We calculated the site-based evolutionary rate \(\bar{\omega}\) for each protein with the HyPhy batch language, using the Goldman Yang codon evolutionary model (GY94) (Goldman and Yang 1994; Yang et al. 2000; Kosakovsky Pond et al. 2005). This Markov process model for codon substitution of i to j (for i ≠ j) is given by the instantaneous rate matrix

$$ Q_{ij} = \left\{ \begin{array}{ll} 0&{\hbox{more}\, \hbox{than}\, \hbox{one}\, \hbox{nucleotide}\, \hbox{changes}} \\ \pi_j&{\hbox{synonymous}\,\hbox{transversion}} \\ \kappa\pi_j&{\hbox{synonymous}\, \hbox{transition}}\\ \omega\pi_j&{\hbox{nonsynonymous}\, \hbox{transversion}} \\ \kappa\omega\pi_j&{\hbox{nonsynonymous}\, \hbox{transition}} \end{array}\right., $$
(1)

where π j is the frequency of codon j, κ is the ratio of transition to tranversion substitutions, and ω is the ratio of nonsynonymous to synonymous substitution rates. The indices i and j include all 61 sense codons. The transition probability matrix additionally considered time, or branch length t, as measured by the expected number of substitutions for each codon across all residues (Goldman and Yang 1994; Yang et al. 2000).

To begin, we calculated an average evolutionary rate \(\bar{\omega}\) for each protein to infer the optimal partitioning strategy for analyzing TM versus EM evolution. In this case, the ω in our GY94 matrix corresponded to an average ω (\(\bar{\omega}\)) over all sites. Three models of protein evolution were examined; the first considered the entire protein a single evolutionary unit (single partition model), the second partitioned the protein into two distinct regions of TM and EM residues (two-partition model), and the third model partitioned the protein into three regions of TM, intracellular, and extracellular regions (three-partition model). Models allowed each partition its own \(\bar{\omega}, \kappa ,\) and t parameters. To identify the optimal number of partitions for GPCRs, we compared model fits with the Akaike information criterion (Akaike 1974). AIC scores were calculated for each model of each gene and compared. The preferred model was the three-partition model. However, as there was no statistical difference between intracellular and extracellular \(\bar{\omega}\) values in this model, the two-partition framework was used for all subsequent analyses.

We then implemented a REL model (Yang et al. 2000; Kosakovsky Pond and Frost 2005), again using the GY94 rate matrix, to discern an ω value for each residue across all proteins. In particular, we followed the RSA-independent model described in Meyer and Wilke (2012). To determine the optimal number of rate categories for each protein’s partition, we ran the model 25 times, allowing the number of rate categories in each of the two partitions to vary from one to five in all possible combinations. AIC scores were calculated for each model, and the model with the lowest resulting AIC score was selected as the best-fitting model for that protein.

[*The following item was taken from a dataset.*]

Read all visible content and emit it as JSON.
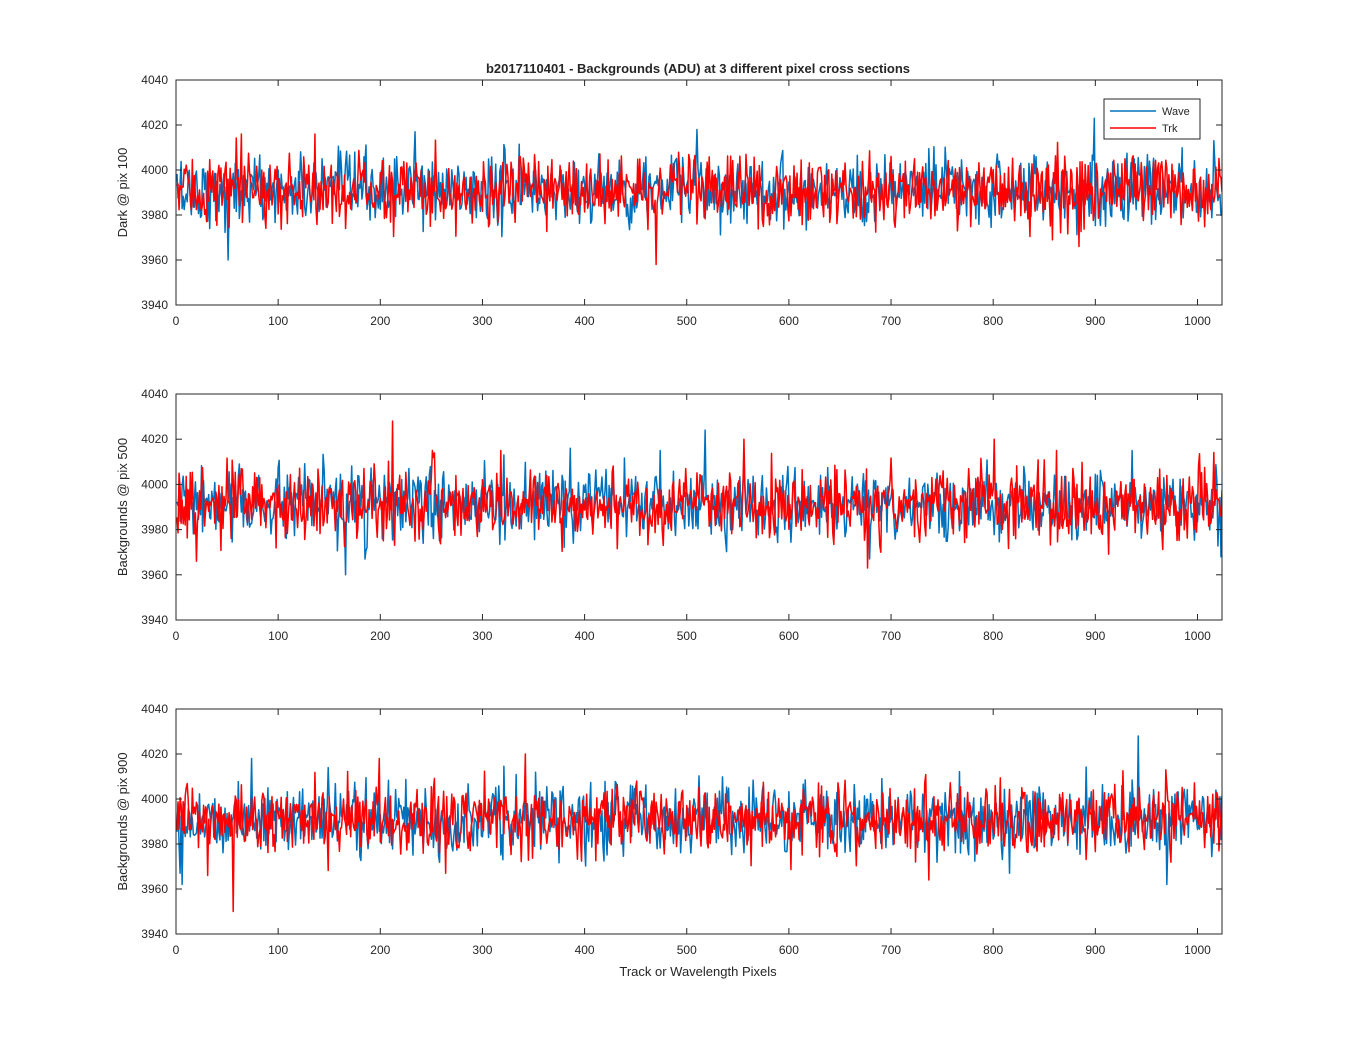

To assign each site to a rate class, we employed an empirical Bayes approach (Nielsen and Yang 1998) to calculate the posterior probability for each site belong to each rate class. Each site’s rate was a weighted average over all rate classes by the associated posterior probability. To calculate an average evolutionary rate \(\bar{\omega}\) for each protein’s partition, we took the weighted average, by the model’s prior probabilities, of the ω values from each rate class. The standard deviation of ω values per partition was calculated using all residue ω values and the average ω value in a partition. Subsequently, we calculated the coefficient of variation for each protein’s partition by dividing each partition’s standard deviation of ω by its respective mean rate, \(\bar{\omega}.\)

Structural Analysis

RSA was calculated for residues of ten empirical and one theoretical GPCR structures obtained from the protein data bank (PBD). These PDB IDs, along with their respective gene names in parentheses, are 2rh1 (ADBR2); 3uon (CHRM2); 4daj (CHRM3); 3oe6 (CXCR4); 3pbl (DRD3); 3rze (HRH1); 4ej4 (OPRD1); 4ea3 (OPRL1); 1f88 (RHO); 3v2w (S1PR1); and theoretical structure 1kpn (OPN1SW). For each structure, we calculated the surface area for each residue using DSSP (Kabsch and Sander 1983) and normalized each value by its respective amino acid’s maximum surface area value, as determined by Tien et al. (2012).